Luke Bryan singles chronology
| "Fast" (2016) | "Light It Up" (2017) | "Most People Are Good" (2018) |

= Light It Up (Luke Bryan song) =

"Light It Up" is a song co-written and recorded by American country music singer Luke Bryan. It was released in August 2017 as the first single from his 2017 album What Makes You Country. Bryan wrote this song with Brad Tursi of the band Old Dominion.

==Content==
Rolling Stone Country described the song as "a moody production, underpinned by a programmed beat and choppy piano chords, while icy synthesizer fills lifted from Eighties new wave ratchet up the tension." The song is an expression of unrequited love, with the narrator pleading for an unresponsive lover to "light it up", in reference to his cellular phone.
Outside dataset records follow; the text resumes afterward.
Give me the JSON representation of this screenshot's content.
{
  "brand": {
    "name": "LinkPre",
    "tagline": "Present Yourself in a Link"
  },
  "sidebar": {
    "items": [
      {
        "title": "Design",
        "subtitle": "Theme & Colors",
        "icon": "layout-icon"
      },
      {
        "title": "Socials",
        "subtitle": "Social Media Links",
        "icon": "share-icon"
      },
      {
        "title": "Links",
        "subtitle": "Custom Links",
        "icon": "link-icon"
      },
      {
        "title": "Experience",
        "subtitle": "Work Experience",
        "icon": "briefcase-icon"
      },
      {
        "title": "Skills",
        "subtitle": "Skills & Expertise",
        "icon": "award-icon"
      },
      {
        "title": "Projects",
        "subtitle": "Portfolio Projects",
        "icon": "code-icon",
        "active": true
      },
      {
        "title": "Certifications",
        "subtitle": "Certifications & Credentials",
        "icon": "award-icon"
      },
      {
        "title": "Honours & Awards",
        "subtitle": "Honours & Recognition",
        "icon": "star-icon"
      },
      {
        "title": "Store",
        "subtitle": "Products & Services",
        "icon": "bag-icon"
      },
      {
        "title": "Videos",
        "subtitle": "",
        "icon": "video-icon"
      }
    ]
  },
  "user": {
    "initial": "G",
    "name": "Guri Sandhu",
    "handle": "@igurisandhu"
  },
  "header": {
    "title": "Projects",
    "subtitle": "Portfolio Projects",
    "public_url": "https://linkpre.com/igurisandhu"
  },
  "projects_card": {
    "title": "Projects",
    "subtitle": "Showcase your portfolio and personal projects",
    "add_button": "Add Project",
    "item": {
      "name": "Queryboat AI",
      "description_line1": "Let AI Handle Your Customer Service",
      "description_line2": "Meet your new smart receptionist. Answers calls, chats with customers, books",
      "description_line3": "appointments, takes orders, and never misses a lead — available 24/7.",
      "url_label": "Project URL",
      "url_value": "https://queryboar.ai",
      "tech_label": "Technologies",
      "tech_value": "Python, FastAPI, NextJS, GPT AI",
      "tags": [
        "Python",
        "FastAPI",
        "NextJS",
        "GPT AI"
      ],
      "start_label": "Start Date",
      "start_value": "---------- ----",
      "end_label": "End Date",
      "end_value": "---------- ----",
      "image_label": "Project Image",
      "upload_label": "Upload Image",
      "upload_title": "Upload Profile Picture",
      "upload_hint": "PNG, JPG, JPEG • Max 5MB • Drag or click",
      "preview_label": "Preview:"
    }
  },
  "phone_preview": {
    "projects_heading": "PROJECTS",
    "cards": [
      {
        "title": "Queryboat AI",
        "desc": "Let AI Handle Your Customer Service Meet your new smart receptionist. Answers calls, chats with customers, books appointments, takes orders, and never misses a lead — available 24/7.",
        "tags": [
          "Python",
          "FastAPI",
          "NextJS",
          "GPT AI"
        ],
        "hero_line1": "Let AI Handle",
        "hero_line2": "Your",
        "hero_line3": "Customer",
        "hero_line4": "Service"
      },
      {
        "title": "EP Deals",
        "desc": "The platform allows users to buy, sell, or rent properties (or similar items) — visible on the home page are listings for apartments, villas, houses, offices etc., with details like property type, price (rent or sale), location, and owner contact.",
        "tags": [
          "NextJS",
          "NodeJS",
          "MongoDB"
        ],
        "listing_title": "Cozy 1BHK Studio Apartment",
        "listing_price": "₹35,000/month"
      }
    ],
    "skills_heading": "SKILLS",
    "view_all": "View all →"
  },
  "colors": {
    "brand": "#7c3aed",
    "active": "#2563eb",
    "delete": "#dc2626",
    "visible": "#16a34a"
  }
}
Bryan wrote the song with Brad Tursi of the band Old Dominion, while Jeff Stevens and his son Jody produced it.

==Music video==
A video directed by Michael Monaco was released on October 26, 2017. It features Jimmy Butler in the lead role, in anticipation of a text as described in the lyrics from his girlfriend played by well known, international, Nashville based model LeeAnna Burton.

==Chart performance==
For the charts dated September 9, 2017, "Light It Up" debuted at No. 20 on Country Airplay and No. 21 on Hot Country Songs. It sold 18,000 downloads in under two days and debuted at No. 3 on the Country Digital Song Sales chart. The following week it rose to No. 2 on Country Digital Song Sales with 22,000 copies sold on a full week of sales. It also debuted at number 76 on the US Billboard Hot 100 chart for the week of September 16, 2017. The song has sold 164,000 copies in the United States as of January 2018. On September 12, 2025, the single was certified two-times platinum by the Recording Industry Association of America (RIAA) for sales of over two million digital copies in the United States.

==Charts==

===Weekly charts===

| Chart (2017–2018) | Peak position |
|---|---|
| Canada (Canadian Hot 100) | 96 |
| Canada Country (Billboard) | 3 |
| US Billboard Hot 100 | 57 |
| US Country Airplay (Billboard) | 1 |
| US Hot Country Songs (Billboard) | 4 |

===Year-end charts===

| Chart (2017) | Position |
|---|---|
| US Country Airplay (Billboard) | 59 |
| US Hot Country Songs (Billboard) | 56 |

| Chart (2018) | Position |
|---|---|
| US Hot Country Songs (Billboard) | 64 |

==Certifications==

| Region | Certification | Certified units/sales |
| Canada (Music Canada) | Platinum | 80,000^{‡} |
| United States (RIAA) | 2× Platinum | 2,000,000^{‡} |
^{‡} Sales+streaming figures based on certification alone.